Weekly wisdom


FROM THE PAST:Celebrity endorsements, products that promise miracles, and an obsession with weight loss – the first edition of ‘ Woman’s Weekly’in 1911 had some very contemporary concerns, writes ROSITA BOLAND

"WOMEN’S WORK is never done. This is a saying which women are always using. We are going to prove that it is true. Every week this page will illustrate the endless and countless tasks that the average woman has to do. 1. Serving up the breakfast. 2. Seeing the children off to school. 3. Making the beds. 4. Putting the dinner on to cook. 5. Backdoor shopping with the tradespeople. 6. Needlework in the afternoon.”

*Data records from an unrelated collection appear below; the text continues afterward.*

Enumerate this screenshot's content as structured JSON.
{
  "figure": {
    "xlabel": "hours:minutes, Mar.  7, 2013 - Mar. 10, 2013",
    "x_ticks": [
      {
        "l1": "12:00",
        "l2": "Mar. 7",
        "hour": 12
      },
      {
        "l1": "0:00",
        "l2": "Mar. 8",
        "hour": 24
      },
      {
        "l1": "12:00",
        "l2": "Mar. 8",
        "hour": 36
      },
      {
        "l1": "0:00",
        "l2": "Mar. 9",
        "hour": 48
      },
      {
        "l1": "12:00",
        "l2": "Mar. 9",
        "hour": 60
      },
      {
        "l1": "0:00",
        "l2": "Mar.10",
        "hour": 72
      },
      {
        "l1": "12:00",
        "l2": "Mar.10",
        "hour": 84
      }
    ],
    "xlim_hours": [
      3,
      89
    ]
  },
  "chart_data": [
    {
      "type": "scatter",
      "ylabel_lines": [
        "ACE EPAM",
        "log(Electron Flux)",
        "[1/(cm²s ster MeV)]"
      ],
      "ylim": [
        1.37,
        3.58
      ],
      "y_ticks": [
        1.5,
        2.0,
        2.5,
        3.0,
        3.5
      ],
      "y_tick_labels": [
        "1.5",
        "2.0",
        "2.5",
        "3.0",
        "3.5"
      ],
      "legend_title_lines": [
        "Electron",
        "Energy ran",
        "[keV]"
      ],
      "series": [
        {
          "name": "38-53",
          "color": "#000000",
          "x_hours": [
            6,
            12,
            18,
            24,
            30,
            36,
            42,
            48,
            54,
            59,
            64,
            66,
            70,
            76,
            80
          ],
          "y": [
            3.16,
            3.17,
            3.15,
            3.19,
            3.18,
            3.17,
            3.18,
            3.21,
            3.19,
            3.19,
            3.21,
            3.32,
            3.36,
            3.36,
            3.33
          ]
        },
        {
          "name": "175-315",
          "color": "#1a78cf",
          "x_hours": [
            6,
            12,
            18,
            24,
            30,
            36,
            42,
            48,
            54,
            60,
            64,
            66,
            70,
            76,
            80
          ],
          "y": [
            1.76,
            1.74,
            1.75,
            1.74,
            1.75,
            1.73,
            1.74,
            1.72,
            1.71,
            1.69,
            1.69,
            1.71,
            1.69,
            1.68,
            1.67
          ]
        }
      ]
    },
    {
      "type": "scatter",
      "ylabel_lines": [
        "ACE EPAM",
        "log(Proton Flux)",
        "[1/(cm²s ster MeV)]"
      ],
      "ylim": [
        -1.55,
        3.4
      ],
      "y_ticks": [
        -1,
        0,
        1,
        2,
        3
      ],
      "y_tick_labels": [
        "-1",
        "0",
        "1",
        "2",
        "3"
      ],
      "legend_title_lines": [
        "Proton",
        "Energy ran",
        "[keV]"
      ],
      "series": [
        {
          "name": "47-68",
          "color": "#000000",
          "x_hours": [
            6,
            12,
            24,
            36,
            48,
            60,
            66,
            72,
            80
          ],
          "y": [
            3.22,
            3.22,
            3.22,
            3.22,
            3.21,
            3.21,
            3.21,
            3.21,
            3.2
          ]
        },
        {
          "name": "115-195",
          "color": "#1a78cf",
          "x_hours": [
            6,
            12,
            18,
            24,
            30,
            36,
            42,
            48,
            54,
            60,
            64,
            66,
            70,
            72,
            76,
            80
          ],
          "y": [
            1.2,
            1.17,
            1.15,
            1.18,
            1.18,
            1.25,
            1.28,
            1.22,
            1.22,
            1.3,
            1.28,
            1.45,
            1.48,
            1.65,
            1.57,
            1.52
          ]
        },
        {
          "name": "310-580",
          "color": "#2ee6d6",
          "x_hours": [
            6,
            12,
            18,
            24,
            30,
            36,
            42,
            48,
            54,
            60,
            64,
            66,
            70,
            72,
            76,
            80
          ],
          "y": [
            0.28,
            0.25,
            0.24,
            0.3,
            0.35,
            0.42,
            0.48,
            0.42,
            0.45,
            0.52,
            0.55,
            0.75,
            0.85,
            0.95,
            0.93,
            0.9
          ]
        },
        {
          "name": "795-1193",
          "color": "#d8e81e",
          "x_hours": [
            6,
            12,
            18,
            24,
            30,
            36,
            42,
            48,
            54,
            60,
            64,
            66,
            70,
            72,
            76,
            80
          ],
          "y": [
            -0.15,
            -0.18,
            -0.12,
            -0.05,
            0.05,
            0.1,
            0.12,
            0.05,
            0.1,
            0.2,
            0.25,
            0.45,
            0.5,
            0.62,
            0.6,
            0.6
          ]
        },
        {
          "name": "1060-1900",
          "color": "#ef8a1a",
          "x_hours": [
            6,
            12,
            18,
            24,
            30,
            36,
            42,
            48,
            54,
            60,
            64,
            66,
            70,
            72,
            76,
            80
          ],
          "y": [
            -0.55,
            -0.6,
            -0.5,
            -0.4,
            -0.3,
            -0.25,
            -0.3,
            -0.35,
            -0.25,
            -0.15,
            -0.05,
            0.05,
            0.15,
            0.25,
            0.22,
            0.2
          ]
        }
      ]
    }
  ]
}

Probably, by the time you read about task number five, something twigged. Women certainly still shop for household provisions, but it’s a task more likely to be done in a supermarket. As for needlework in the afternoon – well, can there be many women who still do needlework as a set chore every day?

The above all comes from the very first edition of the British magazine Woman’s Weekly, which was published in November 1911. The magazine is still very much in business, and as part of its centenary celebrations, recently republished that first edition. The startling thing about reading through a magazine that was published before women could vote, before the Titanic sank, and when poppies were just pretty flowers and held no symbolism of a ghastly war, is how contemporary so much of it still is.

There are patterns for clothes, fashion tips, ads for household products and foodstuffs we still eat, including Bird’s Custard. There’s a short story, a competition – the prize is a pair of scissors – a feature on how to become a nurse, and an ad with the headline, “How I enlarged my bust after massage, cold creams, wooden cups, electricity, dangerous drugs and other methods had all failed.” Wooden cups! Electricity! Eeek!

The young lady in the ad, who was “anxious to obtain a luxurious bust development”, apparently did so by means of a vague and mysterious “plan” that is never specified. The plan was suggested to her by “a friend who had given a lifetime to study and scientific research”. God alone knows what kind of potions were ingested to achieve this result: “You can imagine my surprise and delight when I noticed that my bust was becoming firmer and I watched it grow in size day by day and week by week . . . until it surpassed even my fondest dreams.”

Woman’s Weeklyin 1911 was marketed towards the woman “of the Empire” before marketing was ever coined as a word. The editor’s letter explained that “the dominant note is that of ‘usefulness’”. The magazine, or “journal” as it described itself, was going to offer practical information in the form of clothes patterns for children and women, cookery recipes, and household tips that would add to every woman’s “household stock-in-trade”.

It was also offering weekly fiction, but with a caveat. “There is a tendency in many papers for women to deal with phases of life which, to put it mildly, are not at all pleasing or nice to think about.” Woman’s Weeklywas not going to send its readers down those unpleasant byways. Its stories would be as “useful” as its household tips, “and not deal entirely with the sordid side in life”.

Perhaps the most dated part of the journal are the many rather terrifying ads for cures for illnesses. For a “rupture”, the cure offered was “the rice method”; some food product you sent away for. Guy’s Tonic promised to cure a range of ailments from flatulence and coated tongue to weak kidneys and depression – and all this in a bottle for one shilling. Celebrity endorsements were around even a century ago: princess Eugénie Palaeologus-Nicephorus-Commenus, “ a descendant of Constantine the Great”, wrote that she would “not be without it not for any reason or on any account”.

And one thing remains as constant today as it did in 1911. An article titled, “How long have you been putting it off? Removal of over-fat” is promised by yet another mysterious potion. This one is called Antipon, and it contained “only vegetable matter of a quite harmless nature”. This time, the endorsement came from an (unnamed) nurse, who stated, “I have used Antipon in the case of the very fattest woman I have ever nursed. She is getting smaller and beautifully less every day.”

Antipon is no longer available but there are many other products that are still advertised in women’s magazines. All of them still promise to help with what’s now known as weight-loss, but which previous generation of magazine readers knew as “removal of over-fat”. We may no longer do needlework every afternoon, but some things never change.